ただ、祭りは違う。確かに、高校生のときだったか、比較的裕福な同級生んちの居間のステレオで、野郎3、4人とアルバム「ひこうき雲」(荒井由美)を最初から最後まで——途中、盤を裏面にしながら——丸っと聴いたりもしたが、いまはもうお腹いっぱい。ヘビロテは本当に心と身体に辛いのだ。

結局のところ、ユーミンがtoo muchなのではない。ユーミンに縁どられたあの頃の自分の気持ちと正面切って向き合うのがtoo muchなのだ。それは、あれほど愛読した村上春樹がいまや一行も読めないのにも似ている。40年前の僕は、現在の僕と生物学的にはかろうじて連続性を保っているようでいて、実のところは、細胞レベルからぜんぶ入れ替えられ、置き換えられでもしたかのようだ。——それほどに、あの頃の気持ちは重く、いまの僕にはどうしようもないほど持て余してしまう。

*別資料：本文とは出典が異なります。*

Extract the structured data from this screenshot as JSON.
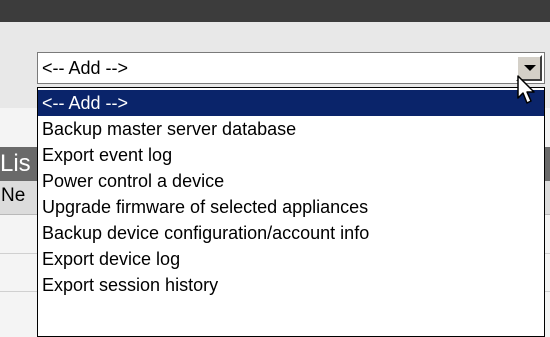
{
  "table": {
    "section_title": "Lis",
    "column_header": "Ne"
  },
  "action_select": {
    "selected_value": "<-- Add -->",
    "options": [
      "<-- Add -->",
      "Backup master server database",
      "Export event log",
      "Power control a device",
      "Upgrade firmware of selected appliances",
      "Backup device configuration/account info",
      "Export device log",
      "Export session history"
    ]
  },
  "colors": {
    "highlight": "#0a246a",
    "top_bar": "#3c3c3c",
    "section_header": "#6a6a6a"
  },
  "icons": {
    "dropdown_arrow": "chevron-down-icon",
    "cursor": "mouse-pointer-icon"
  }
}
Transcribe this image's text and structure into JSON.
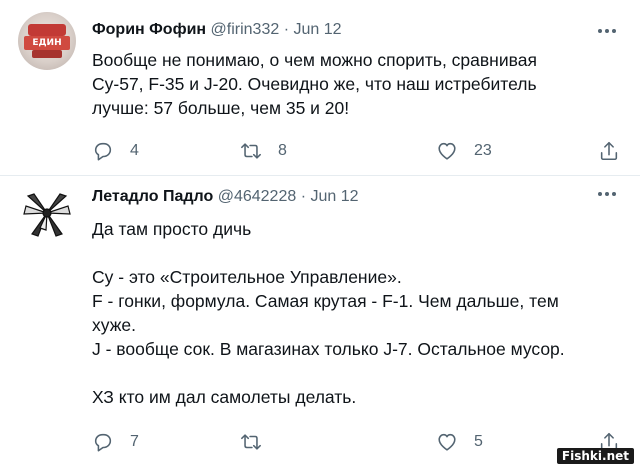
{
  "tweets": [
    {
      "name": "Форин Фофин",
      "handle": "@firin332",
      "separator": "·",
      "date": "Jun 12",
      "avatar_text": "ЕДИН",
      "lines": [
        "Вообще не понимаю, о чем можно спорить, сравнивая",
        "Су-57, F-35 и J-20. Очевидно же, что наш истребитель",
        "лучше: 57 больше, чем 35 и 20!"
      ],
      "reply_count": "4",
      "retweet_count": "8",
      "like_count": "23"
    },
    {
      "name": "Летадло Падло",
      "handle": "@4642228",
      "separator": "·",
      "date": "Jun 12",
      "lines": [
        "Да там просто дичь",
        "",
        "Су - это «Строительное Управление».",
        "F - гонки, формула. Самая крутая - F-1. Чем дальше, тем",
        "хуже.",
        "J - вообще сок. В магазинах только J-7. Остальное мусор.",
        "",
        "ХЗ кто им дал самолеты делать."
      ],
      "reply_count": "7",
      "retweet_count": "",
      "like_count": "5"
    }
  ],
  "icons": {
    "reply": "reply-icon",
    "retweet": "retweet-icon",
    "like": "heart-icon",
    "share": "share-icon",
    "more": "more-icon"
  },
  "colors": {
    "text": "#0f1419",
    "muted": "#536471",
    "separator": "#e6ecf0"
  },
  "watermark": "Fishki.net"
}
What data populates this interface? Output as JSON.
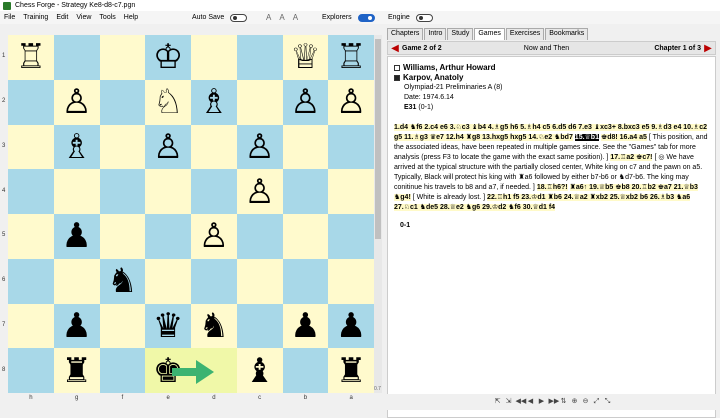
{
  "window": {
    "title": "Chess Forge - Strategy Ke8-d8-c7.pgn"
  },
  "menu": [
    "File",
    "Training",
    "Edit",
    "View",
    "Tools",
    "Help"
  ],
  "toolbar": {
    "autosave_label": "Auto Save",
    "explorers_label": "Explorers",
    "engine_label": "Engine",
    "font_buttons": [
      "A",
      "A",
      "A"
    ]
  },
  "board": {
    "ranks": [
      "1",
      "2",
      "3",
      "4",
      "5",
      "6",
      "7",
      "8"
    ],
    "files": [
      "h",
      "g",
      "f",
      "e",
      "d",
      "c",
      "b",
      "a"
    ],
    "rows": [
      [
        "♖",
        "",
        "",
        "♔",
        "",
        "",
        "♕",
        "♖"
      ],
      [
        "",
        "♙",
        "",
        "♘",
        "♗",
        "",
        "♙",
        "♙"
      ],
      [
        "",
        "♗",
        "",
        "♙",
        "",
        "♙",
        "",
        ""
      ],
      [
        "",
        "",
        "",
        "",
        "",
        "♙",
        "",
        ""
      ],
      [
        "",
        "♟",
        "",
        "",
        "♙",
        "",
        "",
        ""
      ],
      [
        "",
        "",
        "♞",
        "",
        "",
        "",
        "",
        ""
      ],
      [
        "",
        "♟",
        "",
        "♛",
        "♞",
        "",
        "♟",
        "♟"
      ],
      [
        "",
        "♜",
        "",
        "♚",
        "",
        "♝",
        "",
        "♜"
      ]
    ],
    "highlight": [
      [
        7,
        3
      ],
      [
        7,
        4
      ]
    ],
    "arrow_color": "#3cb371",
    "light_color": "#fffacd",
    "dark_color": "#a8d8e8",
    "corner": "0.7"
  },
  "tabs": [
    "Chapters",
    "Intro",
    "Study",
    "Games",
    "Exercises",
    "Bookmarks"
  ],
  "active_tab": "Games",
  "gamebar": {
    "game": "Game 2 of 2",
    "title": "Now and Then",
    "chapter": "Chapter 1 of 3"
  },
  "game": {
    "white": "Williams, Arthur Howard",
    "black": "Karpov, Anatoly",
    "event": "Olympiad-21 Preliminaries A (8)",
    "date": "Date: 1974.6.14",
    "eco": "E31",
    "eco_result": "(0-1)",
    "moves_1": "1.d4 ♞f6 2.c4 e6 3.♘c3 ♝b4 4.♗g5 h6 5.♗h4 c5 6.d5 d6 7.e3 ♝xc3+ 8.bxc3 e5 9.♗d3 e4 10.♗c2 g5 11.♗g3 ♛e7 12.h4 ♜g8 13.hxg5 hxg5 14.♘e2 ♞bd7",
    "current_move": "15.♕b1",
    "moves_2": "♚d8! 16.a4 a5",
    "comment_1": "[ This position, and the associated ideas, have been repeated in multiple games since. See the \"Games\" tab for more analysis (press F3 to locate the game with the exact same position). ]",
    "moves_3": "17.♖a2 ♚c7!",
    "comment_2": "[ ◎ We have arrived at the typical structure with the partially closed center, White king on c7 and the pawn on a5.  Typically, Black will protect his king with ♜a6 followed by either b7-b6 or ♞d7-b6. The king may conitinue his travels to b8 and a7, if needed. ]",
    "moves_4": "18.♖h6?!",
    "moves_5": "♜a6↑ 19.♕b5 ♚b8 20.♖b2 ♚a7 21.♕b3 ♞g4!",
    "comment_3": "[ White is already lost. ]",
    "moves_6": "22.♖h1 f5 23.♔d1 ♜b6 24.♕a2 ♜xb2 25.♕xb2 b6 26.♗b3 ♞a6 27.♘c1 ♞de5 28.♕e2 ♞g6 29.♔d2 ♞f6 30.♕d1 f4",
    "result": "0-1"
  },
  "bottom_buttons": [
    "⇱",
    "⇲",
    "◀◀",
    "◀",
    "▶",
    "▶▶",
    "⇅",
    "⊕",
    "⊖",
    "⤢",
    "⤡"
  ]
}
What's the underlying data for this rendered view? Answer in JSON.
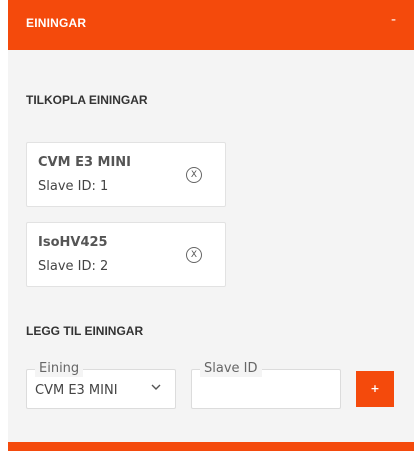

ただ、それは当のユーミンとて同じなのではあるまいか。

それが証拠に、苗場プリンスのコンサートでも、いまや当時の名曲はほとんどさらわないし、少し(かなり?)野太くなった声で、いまも新しい曲、新しい曲に果敢にチャレンジしておられるではないか。

宝物としての我が心のユーミンは、だから、一年に数回、街角で珠玉のフレーズに不意打ちを喰らうくらいがちょうど良い。いまも家探しをすればどこからか第三京浜の、ダルマのセリカでさんざんこすったカセットテープの1本や2本は出てくるかもしれないが、仮にそれらが発掘されたとしても、決して通しで聴いたりはしない。

つまりは、ユーミンは僕には未だ懐メロでもなんでもなくて……艶かしくて……例えていえば、百年発酵中の梅干しの梅なのだ。だから、ある日、突然、壺から出された梅を目の前に20ヶとか30ヶ並べられて「さあ、喰え」といわれてもまだまだ塩っぱくて……酸っぱくて……慌てて壺に戻して蓋をする感じ?

「百年発酵」なら、今年オン歳70のユーミンはまだ30年——あるいは、デビューからカウントすれば、まだあと半世紀超?——熟成が進むのだろう。——途中、つまみ喰いしようにも僕なんぞにはあと10年はかかりそうだ。